The study underscores a critical gap in current climate projections. Most global models do not account for the complex geometry of ice shelf undersides or the channeling effect on ocean circulation beneath them. Correcting this omission could significantly revise upward the expected contributions of Antarctic ice to future sea level rise.

In a separate but related development, researchers from Imperial College London made headlines this week after achieving a record-breaking drill into Antarctic ice. Their work aims to unlock climate data stretching back hundreds of thousands of years, providing a deeper timeline of Earth's past temperature and atmospheric conditions that will help calibrate future projections.

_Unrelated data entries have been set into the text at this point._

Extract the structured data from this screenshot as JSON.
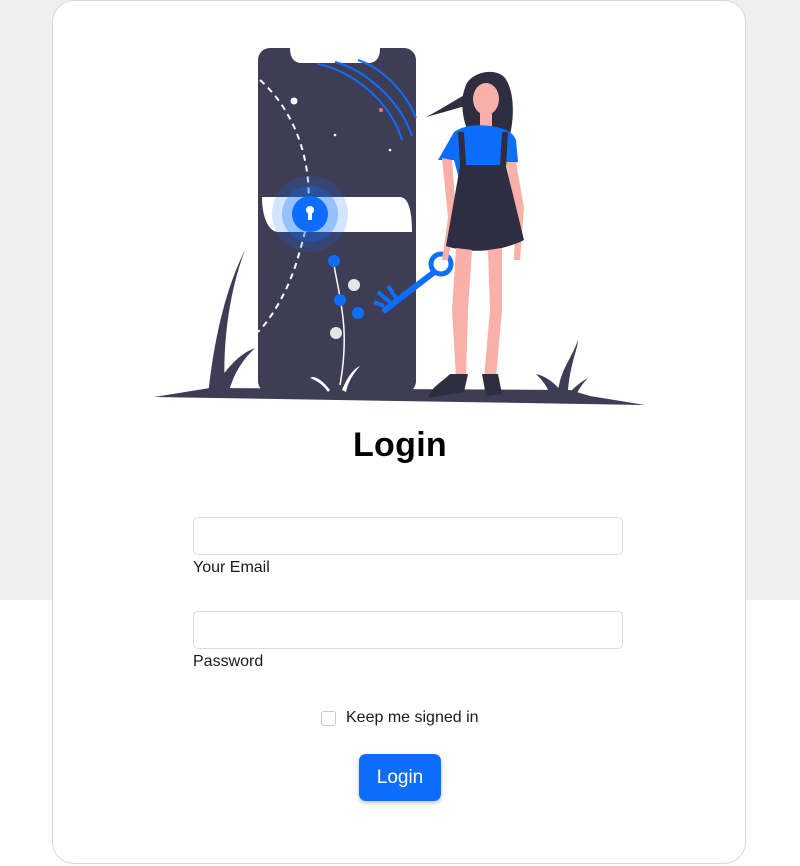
{
  "page": {
    "title": "Login"
  },
  "form": {
    "email": {
      "value": "",
      "label": "Your Email"
    },
    "password": {
      "value": "",
      "label": "Password"
    },
    "remember": {
      "label": "Keep me signed in",
      "checked": false
    },
    "submit_label": "Login"
  },
  "illustration": {
    "name": "secure-login-illustration",
    "colors": {
      "dark": "#3f3d56",
      "accent": "#0d6efd",
      "skin": "#f8b0a8",
      "hair": "#2f2e41"
    }
  },
  "colors": {
    "page_background": "#efefef",
    "card_background": "#ffffff",
    "button": "#0d6efd"
  }
}
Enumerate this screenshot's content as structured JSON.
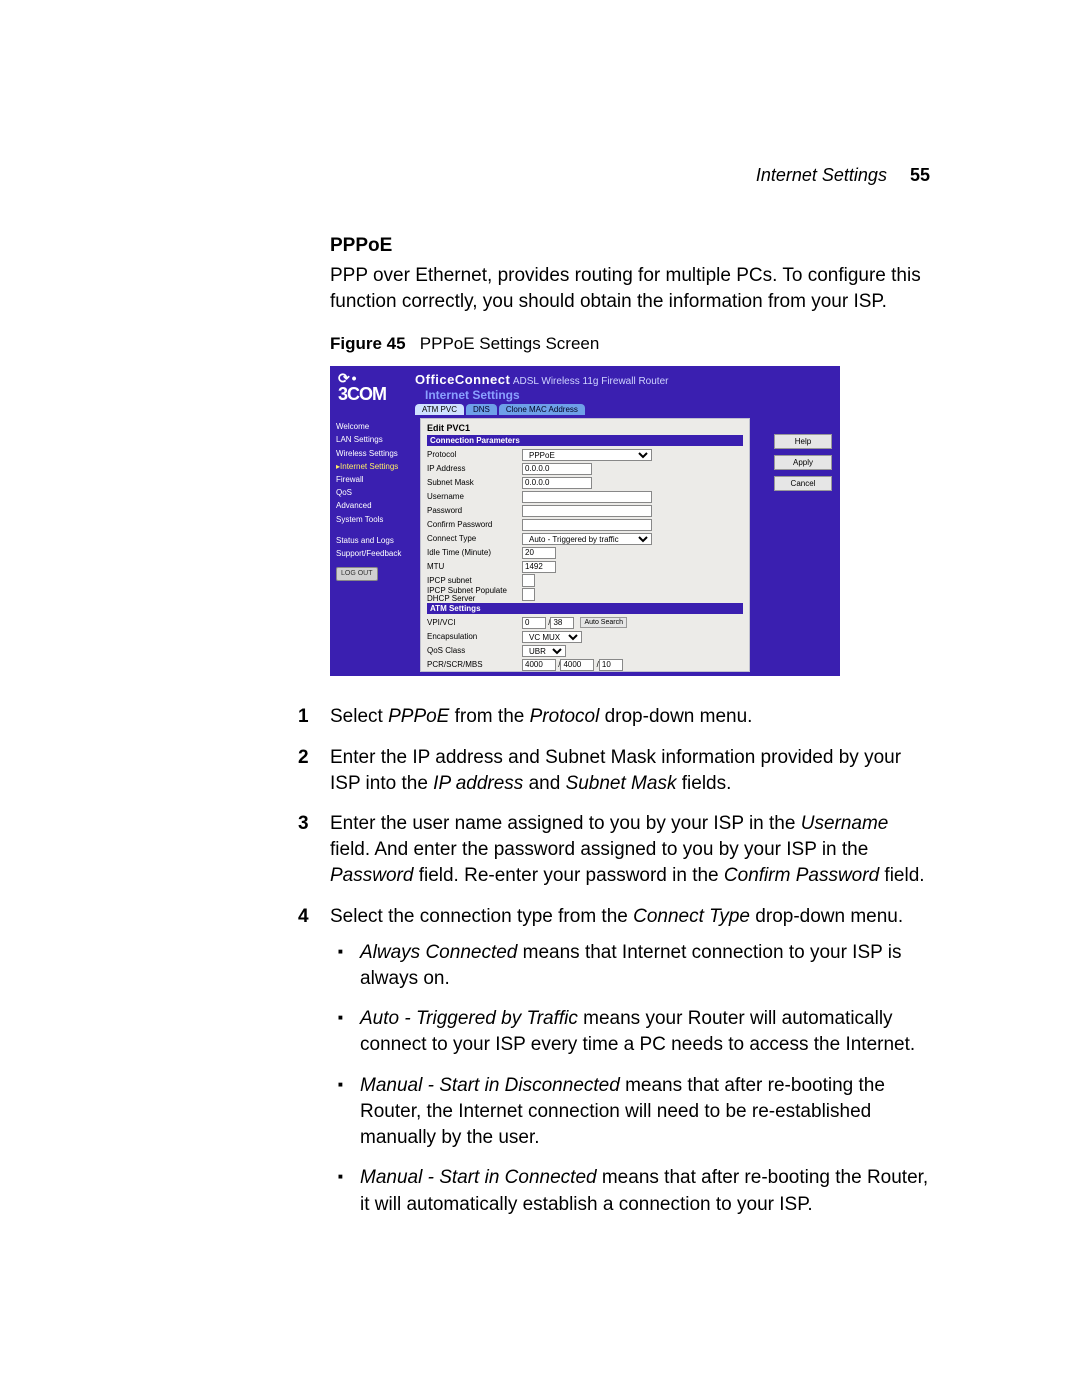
{
  "header": {
    "section": "Internet Settings",
    "page": "55"
  },
  "title": "PPPoE",
  "intro": "PPP over Ethernet, provides routing for multiple PCs. To configure this function correctly, you should obtain the information from your ISP.",
  "figure": {
    "label": "Figure 45",
    "caption": "PPPoE Settings Screen"
  },
  "shot": {
    "logo": "3COM",
    "brand": "OfficeConnect",
    "brand_sub": "ADSL Wireless 11g Firewall Router",
    "section": "Internet Settings",
    "tabs": [
      "ATM PVC",
      "DNS",
      "Clone MAC Address"
    ],
    "sidebar": [
      "Welcome",
      "LAN Settings",
      "Wireless Settings",
      "Internet Settings",
      "Firewall",
      "QoS",
      "Advanced",
      "System Tools",
      "Status and Logs",
      "Support/Feedback"
    ],
    "sidebar_active_index": 3,
    "logout": "LOG OUT",
    "buttons": {
      "help": "Help",
      "apply": "Apply",
      "cancel": "Cancel"
    },
    "panel": {
      "edit": "Edit PVC1",
      "bar1": "Connection Parameters",
      "protocol_lbl": "Protocol",
      "protocol_val": "PPPoE",
      "ip_lbl": "IP Address",
      "ip_val": "0.0.0.0",
      "subnet_lbl": "Subnet Mask",
      "subnet_val": "0.0.0.0",
      "user_lbl": "Username",
      "user_val": "",
      "pass_lbl": "Password",
      "pass_val": "",
      "cpass_lbl": "Confirm Password",
      "cpass_val": "",
      "connect_lbl": "Connect Type",
      "connect_val": "Auto - Triggered by traffic",
      "idle_lbl": "Idle Time (Minute)",
      "idle_val": "20",
      "mtu_lbl": "MTU",
      "mtu_val": "1492",
      "ipcp1_lbl": "IPCP subnet",
      "ipcp2_lbl": "IPCP Subnet Populate DHCP Server",
      "bar2": "ATM Settings",
      "vpivci_lbl": "VPI/VCI",
      "vpi_val": "0",
      "vci_val": "38",
      "autosearch": "Auto Search",
      "encap_lbl": "Encapsulation",
      "encap_val": "VC MUX",
      "qos_lbl": "QoS Class",
      "qos_val": "UBR",
      "pcr_lbl": "PCR/SCR/MBS",
      "pcr_val": "4000",
      "scr_val": "4000",
      "mbs_val": "10"
    }
  },
  "steps": {
    "s1_a": "Select ",
    "s1_i1": "PPPoE",
    "s1_b": " from the ",
    "s1_i2": "Protocol",
    "s1_c": " drop-down menu.",
    "s2_a": "Enter the IP address and Subnet Mask information provided by your ISP into the ",
    "s2_i1": "IP address",
    "s2_b": " and ",
    "s2_i2": "Subnet Mask",
    "s2_c": " fields.",
    "s3_a": "Enter the user name assigned to you by your ISP in the ",
    "s3_i1": "Username",
    "s3_b": " field. And enter the password assigned to you by your ISP in the ",
    "s3_i2": "Password",
    "s3_c": " field. Re-enter your password in the ",
    "s3_i3": "Confirm Password",
    "s3_d": " field.",
    "s4_a": "Select the connection type from the ",
    "s4_i1": "Connect Type",
    "s4_b": " drop-down menu."
  },
  "bullets": {
    "b1_i": "Always Connected",
    "b1_t": " means that Internet connection to your ISP is always on.",
    "b2_i": "Auto - Triggered by Traffic",
    "b2_t": " means your Router will automatically connect to your ISP every time a PC needs to access the Internet.",
    "b3_i": "Manual - Start in Disconnected",
    "b3_t": " means that after re-booting the Router, the Internet connection will need to be re-established manually by the user.",
    "b4_i": "Manual - Start in Connected",
    "b4_t": " means that after re-booting the Router, it will automatically establish a connection to your ISP."
  }
}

Beyond Antarctica, this week also brought promising news from the biological sciences. Researchers identified shared genes in axolotls, zebrafish, and mice that are activated during limb regeneration. These genetic pathways, if better understood, could one day guide therapies helping humans regrow damaged tissues or even lost limbs — a frontier once thought confined to science fiction.

Adding to the week's scientific momentum, a separate study found that gut microbiome transplants from young animals can significantly reduce aging-related liver damage in older subjects. The findings suggest that the community of microorganisms living in our intestines plays a more active role in systemic aging than previously recognized, opening fresh avenues for longevity research.